Un año antes de morir, su padre lo había llevado en un avión de fumigación por las afueras de la ciudad. Cada vez que iba a variar la altura de vuelo o realizar una pirueta, le gritaba: "¡Sígueme, campeón!". No podía ser coincidencia.

Conociste a mi papá

Silencio.
Esperó. Nada.
Esperó. Nada.
Frustrado, dejó que el biplano se adelantara.

sígueme campeón por favor

El piloto iba ahora unos 200 km adelante.
Ya casi llegando a la frontera con su país (el chico usaba en pantalla un mapa mixto, político y físico), un tercer avión apareció en el radar.
Esta vez el piloto no apagó el juego, sino que se mantuvo en línea, cosa que no había ocurrido con anterioridad.
Con curiosidad, el chico observó que el recién aparecido aviador giraba y se dirigía hacia el biplano.
La pizarra titiló uregente, manchada de verde:

sos no llevo armamento

El chico, de pronto, sintió que la drenalina le inundaba.
Sin poder explicarlo, supo que ya todo eso no se trataba de un juego, que iba en serio.
El oxígeno, la cabina del avión -un F-22 Raptor-, el traje presurizado, todo era real.
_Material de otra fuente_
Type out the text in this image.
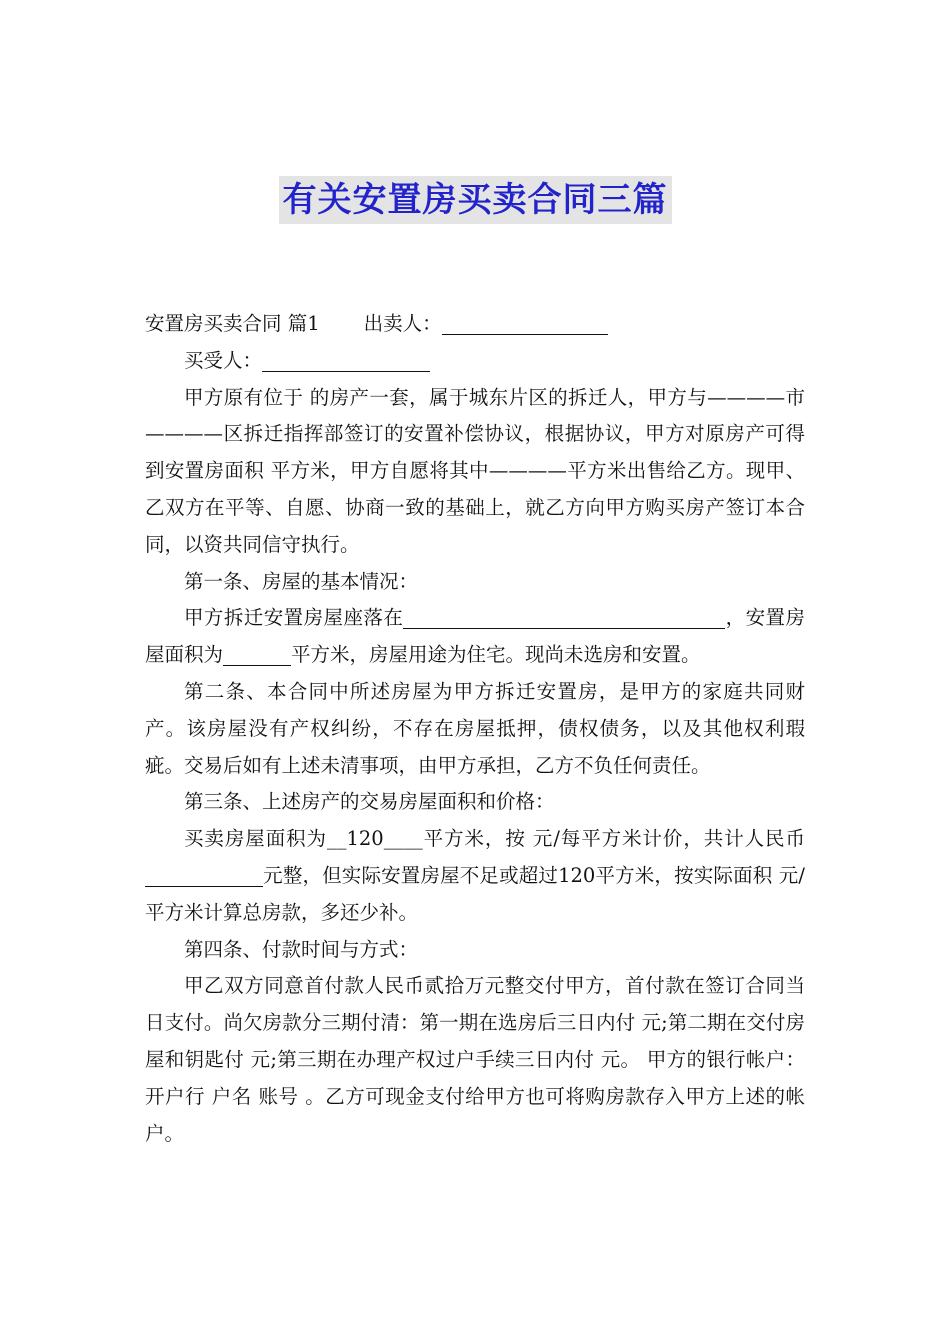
有关安置房买卖合同三篇

安置房买卖合同 篇1 出卖人：

买受人：

甲方原有位于 的房产一套，属于城东片区的拆迁人，甲方与————市————区拆迁指挥部签订的安置补偿协议，根据协议，甲方对原房产可得到安置房面积 平方米，甲方自愿将其中————平方米出售给乙方。现甲、乙双方在平等、自愿、协商一致的基础上，就乙方向甲方购买房产签订本合同，以资共同信守执行。

第一条、房屋的基本情况：

甲方拆迁安置房屋座落在	，安置房屋面积为	平方米，房屋用途为住宅。现尚未选房和安置。

第二条、本合同中所述房屋为甲方拆迁安置房，是甲方的家庭共同财产。该房屋没有产权纠纷，不存在房屋抵押，债权债务，以及其他权利瑕疵。交易后如有上述未清事项，由甲方承担，乙方不负任何责任。

第三条、上述房产的交易房屋面积和价格：

买卖房屋面积为__120____平方米，按 元/每平方米计价，共计人民币元整，但实际安置房屋不足或超过120平方米，按实际面积 元/平方米计算总房款，多还少补。

第四条、付款时间与方式：

甲乙双方同意首付款人民币贰拾万元整交付甲方，首付款在签订合同当日支付。尚欠房款分三期付清：第一期在选房后三日内付 元;第二期在交付房屋和钥匙付 元;第三期在办理产权过户手续三日内付 元。 甲方的银行帐户：开户行 户名 账号 。乙方可现金支付给甲方也可将购房款存入甲方上述的帐户。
De inmediato abandonó el modo furtivo y aceleró la turbina a toda velocidad, soportando la tremenda fuerza G que amenazaba con aplastarlo contra el asiento.
En pocos segundos alcanzó a los dos aviones, uno un grueso y lento cilindro con cuatro alas haciendo lentas cabriolas, el otro un siniestro Mig 35, maniobrando como una golondrina y atacando como un azor.
En la consola, el chico preparó el sistema de misiles aire-aire Sidewinder II y liberó la traba del disparador. Con maniobras certeras, enseñadas por el piloto del biplano, cortó el ataque del Mig. Este lo siguió. El chico esperó a que su Raptor estuviera en la mira, como si de un novato se tratara y, cuando el Mig se estabilizó para disparar, el chico pasó a modalidad furtiva, tras lo cual desaceleró. El Mig, ciego, le pasó a un lado. En menos de tres segundos, lo tuvo en la mira y disparó.
La llamarada de la explosión casi alcanza el fuselaje del Raptor.

gracias hijo excelente

apareció en la pizarra tras unos segundos, en los cuales el chico abandonó la cabina del avión y se ubicó de nuevo frente a la pantalla de la TV.
No respondió.
Atónito, observó como el pesado Antonov aterrizaba en la pista allá abajo, en casa.
Soltó el control y se quitó el casco. Sin apagar la TV, se acostó boca abajo en su cama, y lloró.

El día en el cual el hombre, delgado y enérgico, apareció frente a la casa, llegó finalmente. Y el chico corrió escaleras abajo a recibirle sin preguntas, con la complicidad de un escuadrón que despegó en el pasado hacia un aeropuerto posible.